Upon every gateway, door, and banner was not just the bloody red orb of a painted sun but the fiery red image of a dozen creatures. Be it the image of a fish, dragon, qilin, dragon, pony, or even an Alicorn's image, the red creature was too prominent and purposeful. Even the direction that it pointed with claw, wing, or direction of the paintings' gaze was a sign unknown to Elysium.

She looked up to the snow-capped mountain looming over the fishing village, where the paths and gateways disappeared into the forests.

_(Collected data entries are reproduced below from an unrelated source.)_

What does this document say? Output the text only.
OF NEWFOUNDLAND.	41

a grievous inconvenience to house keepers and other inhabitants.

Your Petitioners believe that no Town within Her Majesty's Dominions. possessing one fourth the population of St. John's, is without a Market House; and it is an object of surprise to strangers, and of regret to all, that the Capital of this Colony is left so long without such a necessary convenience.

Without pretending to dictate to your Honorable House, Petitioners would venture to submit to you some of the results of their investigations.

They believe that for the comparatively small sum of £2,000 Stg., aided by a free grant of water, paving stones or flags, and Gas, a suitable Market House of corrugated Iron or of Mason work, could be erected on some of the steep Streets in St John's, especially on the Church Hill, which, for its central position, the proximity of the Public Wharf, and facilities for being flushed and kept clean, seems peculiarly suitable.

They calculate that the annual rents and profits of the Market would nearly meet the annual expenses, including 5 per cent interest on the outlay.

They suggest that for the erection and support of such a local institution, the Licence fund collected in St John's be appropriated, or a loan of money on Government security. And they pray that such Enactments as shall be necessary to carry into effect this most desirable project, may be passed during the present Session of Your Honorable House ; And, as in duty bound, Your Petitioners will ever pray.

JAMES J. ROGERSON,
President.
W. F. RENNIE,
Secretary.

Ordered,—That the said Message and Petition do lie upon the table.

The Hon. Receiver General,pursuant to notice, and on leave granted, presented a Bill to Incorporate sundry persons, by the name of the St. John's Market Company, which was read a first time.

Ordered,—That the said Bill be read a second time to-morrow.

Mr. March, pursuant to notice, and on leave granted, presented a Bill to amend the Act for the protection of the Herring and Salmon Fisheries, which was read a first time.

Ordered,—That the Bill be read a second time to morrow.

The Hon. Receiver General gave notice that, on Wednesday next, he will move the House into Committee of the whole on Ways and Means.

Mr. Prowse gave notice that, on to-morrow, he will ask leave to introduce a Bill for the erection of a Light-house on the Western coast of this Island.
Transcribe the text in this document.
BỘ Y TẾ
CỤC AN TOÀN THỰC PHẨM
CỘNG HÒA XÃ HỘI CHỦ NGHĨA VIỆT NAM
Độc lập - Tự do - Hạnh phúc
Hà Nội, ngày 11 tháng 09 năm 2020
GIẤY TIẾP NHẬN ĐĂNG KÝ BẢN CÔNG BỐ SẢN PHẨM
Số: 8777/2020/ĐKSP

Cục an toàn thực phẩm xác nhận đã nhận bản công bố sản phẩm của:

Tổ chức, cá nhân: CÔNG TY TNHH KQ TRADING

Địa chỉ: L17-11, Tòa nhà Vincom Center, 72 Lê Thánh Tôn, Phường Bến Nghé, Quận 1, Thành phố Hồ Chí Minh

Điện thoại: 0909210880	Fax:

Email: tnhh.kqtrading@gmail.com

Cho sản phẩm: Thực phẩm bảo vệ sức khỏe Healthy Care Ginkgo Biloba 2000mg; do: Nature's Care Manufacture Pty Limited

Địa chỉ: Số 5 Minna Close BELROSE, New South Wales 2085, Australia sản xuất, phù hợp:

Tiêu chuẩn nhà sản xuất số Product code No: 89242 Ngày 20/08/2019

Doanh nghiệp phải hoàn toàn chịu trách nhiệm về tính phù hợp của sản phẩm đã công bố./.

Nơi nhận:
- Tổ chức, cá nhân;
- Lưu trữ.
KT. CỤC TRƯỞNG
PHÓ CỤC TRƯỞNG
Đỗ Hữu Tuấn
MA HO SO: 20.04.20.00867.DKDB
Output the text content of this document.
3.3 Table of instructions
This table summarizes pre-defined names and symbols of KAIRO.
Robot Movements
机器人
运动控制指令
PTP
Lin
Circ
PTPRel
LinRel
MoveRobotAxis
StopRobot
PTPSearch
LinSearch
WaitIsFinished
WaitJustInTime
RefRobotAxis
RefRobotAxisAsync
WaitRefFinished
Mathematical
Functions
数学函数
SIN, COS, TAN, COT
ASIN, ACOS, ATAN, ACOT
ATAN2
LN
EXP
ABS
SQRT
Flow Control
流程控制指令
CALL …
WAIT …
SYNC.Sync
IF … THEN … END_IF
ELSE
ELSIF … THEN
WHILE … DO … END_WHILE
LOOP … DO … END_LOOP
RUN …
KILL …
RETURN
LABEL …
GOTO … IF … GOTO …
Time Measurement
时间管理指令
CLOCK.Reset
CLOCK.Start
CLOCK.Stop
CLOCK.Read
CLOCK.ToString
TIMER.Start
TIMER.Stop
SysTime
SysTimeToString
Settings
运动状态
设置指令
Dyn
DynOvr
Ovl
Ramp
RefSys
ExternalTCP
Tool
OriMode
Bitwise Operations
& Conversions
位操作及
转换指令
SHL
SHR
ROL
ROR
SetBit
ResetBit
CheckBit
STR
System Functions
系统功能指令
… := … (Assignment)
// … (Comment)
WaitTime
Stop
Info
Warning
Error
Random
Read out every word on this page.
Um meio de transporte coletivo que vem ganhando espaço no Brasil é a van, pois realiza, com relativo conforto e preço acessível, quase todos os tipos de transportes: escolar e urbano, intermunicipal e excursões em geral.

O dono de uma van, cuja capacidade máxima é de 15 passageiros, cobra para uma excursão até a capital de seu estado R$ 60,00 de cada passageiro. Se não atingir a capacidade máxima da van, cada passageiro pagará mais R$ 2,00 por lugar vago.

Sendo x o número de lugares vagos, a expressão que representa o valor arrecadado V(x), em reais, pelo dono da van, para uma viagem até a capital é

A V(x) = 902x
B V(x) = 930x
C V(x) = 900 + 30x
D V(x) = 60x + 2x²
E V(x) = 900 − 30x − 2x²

The Alicorn must live there, but why? The solitude was good, Elysium was certain of that in a way she knew was more than just the Alicorn need for that wondrous way of life. But why have the other Alicorn in such a barren state? Would this Alicorn burn everything? Was that why they were depicted with fire? Was she supposed to work with an Alicorn as overblown as the suns shown in each art piece here? Would this Alicorn be little more than an inflated fool, hot-headed and juvenile in how they thought of their own goodness?

Perhaps the forests could bring some reprive. The sun-qilin having little to say about them was welcoming enough. Elysium found that where mortals flocked to the least were often among the most magical, sanctifying places - the kind that called deeply to those like Canterhorn and her.

...

The forests were the horror of the island. Too many souls were forsaken and weeping called to them from the path the sun-qilin were petrified to stray from when they ventured here at all. Those who still tried to study the ways of gods and ghosts barely fended those twisted from despair away from the party. The sun-qilin who guided them begged by their twin horns and the power of their ancestors - the dragons and the mountains so revered - to have the Alicorns do more to aid the spirits were tormenting them.

Canterhorn was quick to intimidate the ghosts haunting their party, though his magic was not as tuned to the spirits and warding against them as Elysium's was. She was a star of aura in the dark canopy with magic unseen to the qilin of the sun and moon. She heard the calls of those spirits lost in a dark that brought anything but peace to her. They had accusations to the living, calls of wanting to return, and the weight of secrets burdening them all. These ghosts cried out for something that mortal society had to offer: their lives to have ended with more than drifting, for the wrong to get their due, and the good to get their rewards.

From Canterhorn, Elysium had learned that Alicorns had their ways of discussing disagreements and the nature of problems in ways that ended not with raids and the primal resorts of mortals. They had no art of war or forms of the council like the Alicorns. Even the Alicorns admitted that they merely cast their wishes and spoke to one another from experience and their wants, all their opinions weighed similarly. There was no way such a system could endure, and certainly not as time went on and called for greater reasoning. None were able to speak that much more highly than another, and all decisions were rooted in the opinion of many than an expert assessment.

Even the dead wanted their due, and they never stopped crying out for anything to relieve them from their torture or for righteous actions to befall others. Of the ghosts, Elysium longed to stop and speak with everyone, if only they had the time. Was this what the unknown Alicorn endured? The cries of these spirits?

And in all her eternity that followed, she wished that these forests would have never gotten worse.

It was only in the land of the sun that the darkest shadows could be found below all that false light. Every horrible of that irony would weigh upon her with each face of a wandering wraith she saw.

Would this other Alicorn struggle with solutions for ghosts as she had?